For a parent, this season introduces a million tensions at once. You know there’s so much ahead for your kids, so much growth, so much knowledge. But at the same time, you see them already brimming with everything you could ever want for them: courage, joy, belief. In this season, it feels impossible to imagine they’ll ever outgrow who they are right now. Unlikely, you tell yourself, that they’ll ever become anything other than wholeheartedly them.

But the impossible can become possible. As a mother of five, I’ve watched how the weight of things can shift for my kids as they get older. How it shifted for me, too. I think this happens to all of us, actually. For some, it happens slowly. For others, it feels like overnight. Either way, over time, the profile of the person staring back at you gets complicated. Mostly because we start to let in other people’s views, too—their expectations, their assumptions. We start to see ourselves plus who we think other people see; or worse, who we think other people want to see. Or, we simply start to notice that other people are watching, and the idea that eyes are on us can change everything. Courage becomes harder to find. We learn that curiosity can lead to failure. That optimism isn’t always free from disappointment. And in moments when I’ve lost sight of myself, that’s when I’ll feel shadows closing in.

Those shadows we all grow into. It’s the place our mind goes where insecurities and shame and fear of failing hold court. It’s the place where we’ll withdraw or shrink up and steal away. Where we might think we’ve reached safety—but never for long. And never for the better.

Illustration of young boy in a red beanie on rowboat looking into starry water
Illustration by Lida Ziruffo

And while we’ll willingly retreat to some shadows, others we can get caught in. As a parent, as a spouse, as a friend, but also as an individual, I’m learning that I need to be equally aware of the shadow I carry and the one I cast.
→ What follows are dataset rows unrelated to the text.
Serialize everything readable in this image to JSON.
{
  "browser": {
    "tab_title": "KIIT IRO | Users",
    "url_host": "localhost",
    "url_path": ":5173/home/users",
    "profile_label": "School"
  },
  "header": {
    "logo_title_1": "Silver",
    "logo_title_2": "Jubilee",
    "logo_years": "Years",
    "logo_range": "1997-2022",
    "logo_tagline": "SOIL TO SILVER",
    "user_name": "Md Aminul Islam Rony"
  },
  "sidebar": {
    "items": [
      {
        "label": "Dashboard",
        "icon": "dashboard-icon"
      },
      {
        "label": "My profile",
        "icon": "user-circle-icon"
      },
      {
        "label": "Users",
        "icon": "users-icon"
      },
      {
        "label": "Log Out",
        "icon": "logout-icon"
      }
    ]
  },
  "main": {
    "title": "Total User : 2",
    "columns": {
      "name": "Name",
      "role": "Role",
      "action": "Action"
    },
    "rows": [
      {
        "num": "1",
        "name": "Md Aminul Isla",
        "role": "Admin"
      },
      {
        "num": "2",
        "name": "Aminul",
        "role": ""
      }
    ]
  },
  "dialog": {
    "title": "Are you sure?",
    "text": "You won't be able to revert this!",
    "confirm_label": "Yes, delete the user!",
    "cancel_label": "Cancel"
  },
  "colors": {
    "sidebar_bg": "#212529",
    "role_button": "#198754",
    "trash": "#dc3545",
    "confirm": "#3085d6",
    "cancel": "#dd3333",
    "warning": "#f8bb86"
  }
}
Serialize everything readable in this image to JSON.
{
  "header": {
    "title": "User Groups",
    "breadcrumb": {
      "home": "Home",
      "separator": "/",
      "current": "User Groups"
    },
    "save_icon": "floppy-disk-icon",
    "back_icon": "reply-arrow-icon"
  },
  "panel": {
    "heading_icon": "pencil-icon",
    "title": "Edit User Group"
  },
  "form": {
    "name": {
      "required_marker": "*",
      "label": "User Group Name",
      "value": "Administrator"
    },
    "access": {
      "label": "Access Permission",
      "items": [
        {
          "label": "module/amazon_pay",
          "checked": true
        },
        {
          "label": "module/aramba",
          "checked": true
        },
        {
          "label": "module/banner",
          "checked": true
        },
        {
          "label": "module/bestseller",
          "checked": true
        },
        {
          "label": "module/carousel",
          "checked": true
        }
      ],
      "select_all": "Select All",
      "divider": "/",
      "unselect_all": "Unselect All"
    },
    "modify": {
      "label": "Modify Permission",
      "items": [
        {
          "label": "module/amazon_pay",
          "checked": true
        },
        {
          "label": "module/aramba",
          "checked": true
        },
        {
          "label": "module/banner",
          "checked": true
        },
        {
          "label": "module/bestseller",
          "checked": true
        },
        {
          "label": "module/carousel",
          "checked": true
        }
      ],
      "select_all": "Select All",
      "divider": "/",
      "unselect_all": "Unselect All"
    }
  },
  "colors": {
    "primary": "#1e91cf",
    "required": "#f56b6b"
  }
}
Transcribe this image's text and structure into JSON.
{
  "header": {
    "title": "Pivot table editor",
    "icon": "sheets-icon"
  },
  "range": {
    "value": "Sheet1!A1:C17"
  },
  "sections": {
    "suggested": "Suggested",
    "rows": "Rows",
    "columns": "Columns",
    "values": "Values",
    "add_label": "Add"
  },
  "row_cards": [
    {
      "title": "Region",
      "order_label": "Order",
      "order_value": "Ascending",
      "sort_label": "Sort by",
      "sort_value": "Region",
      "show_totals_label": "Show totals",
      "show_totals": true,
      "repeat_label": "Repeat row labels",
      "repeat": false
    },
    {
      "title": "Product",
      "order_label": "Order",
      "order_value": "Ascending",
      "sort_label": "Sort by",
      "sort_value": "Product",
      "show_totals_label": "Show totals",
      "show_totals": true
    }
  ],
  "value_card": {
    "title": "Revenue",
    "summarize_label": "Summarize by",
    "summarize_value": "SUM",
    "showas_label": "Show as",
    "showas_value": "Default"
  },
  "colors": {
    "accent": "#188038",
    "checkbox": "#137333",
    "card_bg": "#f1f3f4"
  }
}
When it comes to the person my kids are slowly unveiling, I don’t want the life I’ve chosen and the choices I’ve made—good or bad—to pigeonhole how they lead their own. I want to be close but never overshadow.

In a world that can make it easy to lose sight of yourself, I want my kids, especially, to know how to find their way back. And when they look at the person staring back at them, I want them to know how to see—really see—themselves exactly as they were made to be.

And so, when I look at that picture of Crew, I can’t help but feel grateful for the light. Without the sun breaking through, there’d be no reflection mirrored in the water. And without truth to lend light to untruth, there’d be nothing real to cling to.

Reflections, by their very nature, need light to exist. So that’s the best we can offer Crew, and all of our kids: a spot beneath the sun. More moments for them to see themselves beyond our shadow. Beyond their own shadows that inevitably creep in. I can’t control what may cause them to shrink up just like I can’t stop my own instinct to make myself small—but I can point them back to light when they’ve wandered too far, back to their God-given purpose. For Chip and me, that looks like encouragement and accountability. It looks like applauding moments of authenticity and being unbending in moments of unbelief. And it looks like quiet mornings out on the boat, waiting for the light to break through the shadows, expectant for what it has to show us.